Side impact events in vehicles have been identified as one of the top priorities for both research and regulation with government requirements continuing to become more stringent. Continued development and progress in side impact systems has significant real world benefit. Current systems primarily use airbags and static door bolsters to promote early occupant contact and to limit forces transmitted to the occupant. Early engagement of the pelvis has been shown to be an effective side impact strategy. Traditional pelvic side impact airbags design for this purpose have limitations in achieving optimal stiffness, coverage and positioning due to challenges associated with deployment in very narrow spaces (<3-4 inches) and within extreme timing constraints (<5-10 ms). Conversely, static pelvic door bolsters are limited in their effectiveness to provide early engagement of the pelvis because they rely on door intrusion to bring the surface of the bolster in contact with the pelvis.

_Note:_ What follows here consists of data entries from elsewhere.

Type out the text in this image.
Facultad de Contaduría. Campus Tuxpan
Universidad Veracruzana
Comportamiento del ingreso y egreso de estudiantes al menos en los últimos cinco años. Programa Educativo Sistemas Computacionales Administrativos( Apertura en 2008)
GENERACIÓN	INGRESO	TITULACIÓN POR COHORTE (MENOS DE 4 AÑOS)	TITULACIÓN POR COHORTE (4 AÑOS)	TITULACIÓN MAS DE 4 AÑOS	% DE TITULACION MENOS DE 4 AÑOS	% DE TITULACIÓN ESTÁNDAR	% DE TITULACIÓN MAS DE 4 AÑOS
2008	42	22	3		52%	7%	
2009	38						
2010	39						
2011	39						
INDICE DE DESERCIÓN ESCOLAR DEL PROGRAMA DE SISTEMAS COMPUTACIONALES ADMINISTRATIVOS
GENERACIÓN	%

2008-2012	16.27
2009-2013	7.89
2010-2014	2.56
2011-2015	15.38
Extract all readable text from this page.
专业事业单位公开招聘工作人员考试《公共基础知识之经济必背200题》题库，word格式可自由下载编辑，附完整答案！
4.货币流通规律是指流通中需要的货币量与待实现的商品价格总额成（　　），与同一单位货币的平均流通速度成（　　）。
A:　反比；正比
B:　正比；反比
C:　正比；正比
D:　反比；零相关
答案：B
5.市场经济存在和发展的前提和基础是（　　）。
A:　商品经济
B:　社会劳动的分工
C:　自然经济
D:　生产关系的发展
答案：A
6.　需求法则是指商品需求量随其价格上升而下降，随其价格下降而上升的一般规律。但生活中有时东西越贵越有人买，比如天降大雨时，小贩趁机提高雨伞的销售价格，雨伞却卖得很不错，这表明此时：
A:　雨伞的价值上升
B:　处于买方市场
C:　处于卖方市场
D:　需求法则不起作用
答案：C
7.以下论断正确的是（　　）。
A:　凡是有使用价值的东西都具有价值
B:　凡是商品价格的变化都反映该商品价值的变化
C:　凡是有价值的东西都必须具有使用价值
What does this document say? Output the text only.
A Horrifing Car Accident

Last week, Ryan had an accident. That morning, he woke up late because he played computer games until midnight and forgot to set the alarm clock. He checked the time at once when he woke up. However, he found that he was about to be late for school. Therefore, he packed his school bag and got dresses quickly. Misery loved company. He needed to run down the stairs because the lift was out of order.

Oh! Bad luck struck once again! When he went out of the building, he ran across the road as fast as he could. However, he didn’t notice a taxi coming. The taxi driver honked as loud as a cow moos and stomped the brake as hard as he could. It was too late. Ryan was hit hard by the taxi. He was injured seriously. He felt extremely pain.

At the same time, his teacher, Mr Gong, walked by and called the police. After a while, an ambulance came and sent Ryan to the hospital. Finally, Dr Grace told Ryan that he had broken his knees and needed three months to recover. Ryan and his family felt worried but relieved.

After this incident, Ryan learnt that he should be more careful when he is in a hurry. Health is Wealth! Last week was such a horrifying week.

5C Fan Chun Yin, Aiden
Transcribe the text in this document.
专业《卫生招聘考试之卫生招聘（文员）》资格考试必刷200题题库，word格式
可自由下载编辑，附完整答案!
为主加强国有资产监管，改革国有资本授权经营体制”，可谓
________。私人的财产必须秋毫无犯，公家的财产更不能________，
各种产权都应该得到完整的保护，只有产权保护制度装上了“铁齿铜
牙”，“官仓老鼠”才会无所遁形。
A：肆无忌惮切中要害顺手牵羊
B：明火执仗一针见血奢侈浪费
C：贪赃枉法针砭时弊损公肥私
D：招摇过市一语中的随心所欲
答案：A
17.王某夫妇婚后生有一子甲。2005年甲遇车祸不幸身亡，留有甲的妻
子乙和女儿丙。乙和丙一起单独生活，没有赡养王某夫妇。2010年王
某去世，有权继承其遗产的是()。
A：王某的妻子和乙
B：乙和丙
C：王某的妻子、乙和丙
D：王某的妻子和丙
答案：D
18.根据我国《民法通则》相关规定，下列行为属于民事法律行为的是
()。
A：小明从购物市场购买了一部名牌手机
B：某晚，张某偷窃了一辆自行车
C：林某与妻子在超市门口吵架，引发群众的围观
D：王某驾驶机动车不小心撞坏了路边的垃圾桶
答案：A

The introduction of pre-crash sensor systems poses opportunities for improvement in the deployment of traditional side airbags. However, in order to take full advantage of the additional time afforded by pre-crash sensors, a decision to deploy may need to be made with less than 100% confidence of an event. In this situation, traditional airbags again have limitations as they are not reversible or resettable in the event they are deployed pre-crash for an impact that does not actually occur.
Accordingly, as in so many areas of vehicle technology, there is room in the art of pelvic bolster design for an alternative configuration to known pelvic bolster structures which provides effective protection that can be adapted to a variety of shapes while maintaining relatively low manufacturing and assembly costs.